= Telangana Social Welfare Residential Educational Institutions Society =

Educational institution in India

Telangana Social Welfare Residential Educational Institutions Society (TGSWREIS) is an educational institution, which organizes about 1,000 Social Welfare Residential Schools in Telangana state by the Government of Telangana, India.

==History==
Telangana Social Welfare Residential Education Institution Society (TGSWREIS) residential schools and colleges which are started by THE SRI. N. T. RAMA RAO former Chief Minister of united Andhrapradesh Government in 1984 to provide quality education to poor Scheduled Caste, Scheduled Tribe, and Other Backward Caste students by establishing residential schools. At present there are 267 institutions with residential schools, junior and degree colleges with good infrastructure and focus on the all round development of students so that they can face the world with confidence. At present under the state bifurcation policy Andhra Pradesh Social welfare residential Educational Institutions Society has been divided into two separate institutions each in Telangana and Andhra Pradesh respectively. Dr. Repalle Shiva Praveen Kumar IPS was the Secretary of the Telangana Social Welfare Residential Institutions Society. Sri. Ronald Rose, IAS and Dr. E. Naveen Nicolas, IAS who is an alumni have worked as Secretary TSWREIS.

==Background==
India has undergone many social movements like civil rights, labour/trade movements, women's movement, human rights movement, dalit and tribal movements from last few centuries. Many of them are against the vulnerable social practices which are untouchability, discrimination based on caste, atrocities against the certain sections of dalit, tribal, backward and minority communities. One such community who has always been on the receiving end and have never got the opportunity to live a life of dignity is Dalit.
Pre-Independent India has seen great leaders like Mahatma Jyotirao Phule and Dr. B. R. Ambedkar who have given their life for empowerment and equality of Dalit community. Post independence, India has brought in various reforms and welfare programs but many of those are either in paper or at Idea stage.

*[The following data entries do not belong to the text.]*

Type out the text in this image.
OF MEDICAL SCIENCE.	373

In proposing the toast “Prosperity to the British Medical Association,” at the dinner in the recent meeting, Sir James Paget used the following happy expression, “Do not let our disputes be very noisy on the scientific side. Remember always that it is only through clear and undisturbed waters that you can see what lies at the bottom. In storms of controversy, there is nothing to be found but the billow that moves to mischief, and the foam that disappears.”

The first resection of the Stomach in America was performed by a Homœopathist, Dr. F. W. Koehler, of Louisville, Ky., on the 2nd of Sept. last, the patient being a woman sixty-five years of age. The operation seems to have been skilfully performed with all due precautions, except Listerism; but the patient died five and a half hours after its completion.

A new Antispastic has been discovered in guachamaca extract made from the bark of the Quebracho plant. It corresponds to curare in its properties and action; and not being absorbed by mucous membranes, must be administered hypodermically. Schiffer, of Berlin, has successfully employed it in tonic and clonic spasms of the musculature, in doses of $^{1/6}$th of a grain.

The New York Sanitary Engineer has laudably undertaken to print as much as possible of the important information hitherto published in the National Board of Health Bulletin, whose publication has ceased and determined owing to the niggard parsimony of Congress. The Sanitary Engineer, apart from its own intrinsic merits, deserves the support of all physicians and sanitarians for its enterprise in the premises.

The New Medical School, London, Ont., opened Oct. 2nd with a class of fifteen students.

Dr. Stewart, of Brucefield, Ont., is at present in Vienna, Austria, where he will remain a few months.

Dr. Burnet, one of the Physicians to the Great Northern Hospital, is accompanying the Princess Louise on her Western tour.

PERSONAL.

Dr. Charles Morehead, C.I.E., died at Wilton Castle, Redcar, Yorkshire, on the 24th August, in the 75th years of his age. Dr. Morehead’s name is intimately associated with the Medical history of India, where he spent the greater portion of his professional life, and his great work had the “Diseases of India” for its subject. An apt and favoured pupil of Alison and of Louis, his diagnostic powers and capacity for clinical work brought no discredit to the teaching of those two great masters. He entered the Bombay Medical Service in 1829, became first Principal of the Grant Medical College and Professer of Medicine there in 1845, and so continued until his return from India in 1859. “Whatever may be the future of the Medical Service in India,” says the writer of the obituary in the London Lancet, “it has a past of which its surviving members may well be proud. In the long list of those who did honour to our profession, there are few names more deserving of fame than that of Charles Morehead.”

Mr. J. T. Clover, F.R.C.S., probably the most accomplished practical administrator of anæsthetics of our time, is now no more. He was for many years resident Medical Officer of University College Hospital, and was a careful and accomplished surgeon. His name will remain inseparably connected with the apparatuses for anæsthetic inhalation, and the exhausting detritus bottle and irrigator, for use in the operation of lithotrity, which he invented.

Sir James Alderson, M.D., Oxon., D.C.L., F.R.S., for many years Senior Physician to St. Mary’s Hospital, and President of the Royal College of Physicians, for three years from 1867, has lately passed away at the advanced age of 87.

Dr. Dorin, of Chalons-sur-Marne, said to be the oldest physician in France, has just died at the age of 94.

==Contribution of SR Sankaran==
One such leader who has brought a revolution and took drastic steps in formulating Pro-poor policies as a bureaucrat is S. R. Sankaran. Though he is born in an upper-class family but his exceptional work especially towards the Dalit and other marginalized community has been appreciated by all over India. He always believed injustice and stigma attached with Dalit can be removed by empowering them with education and creating employment opportunity. During his tenure as Secretary in Social Welfare Department he has brought in various reforms like protection of Dalits and Adivasis under the Prevention of Atrocities Act, improvement and expansion of reservation, poverty alleviation by assigning, distributing and creating employment opportunity for landless, integrated development under various government schemes, releasing bonded labour, conversion to other religion, women issues. In education sector he has brought in major reforms like setting up exclusive schools for Dalits, providing scholarships, developing hostels, colleges. All the untiring, sincere and dedicated work for the downtrodden has got him many awards and recognition but he will always be remembered as "People’s IAS Officer".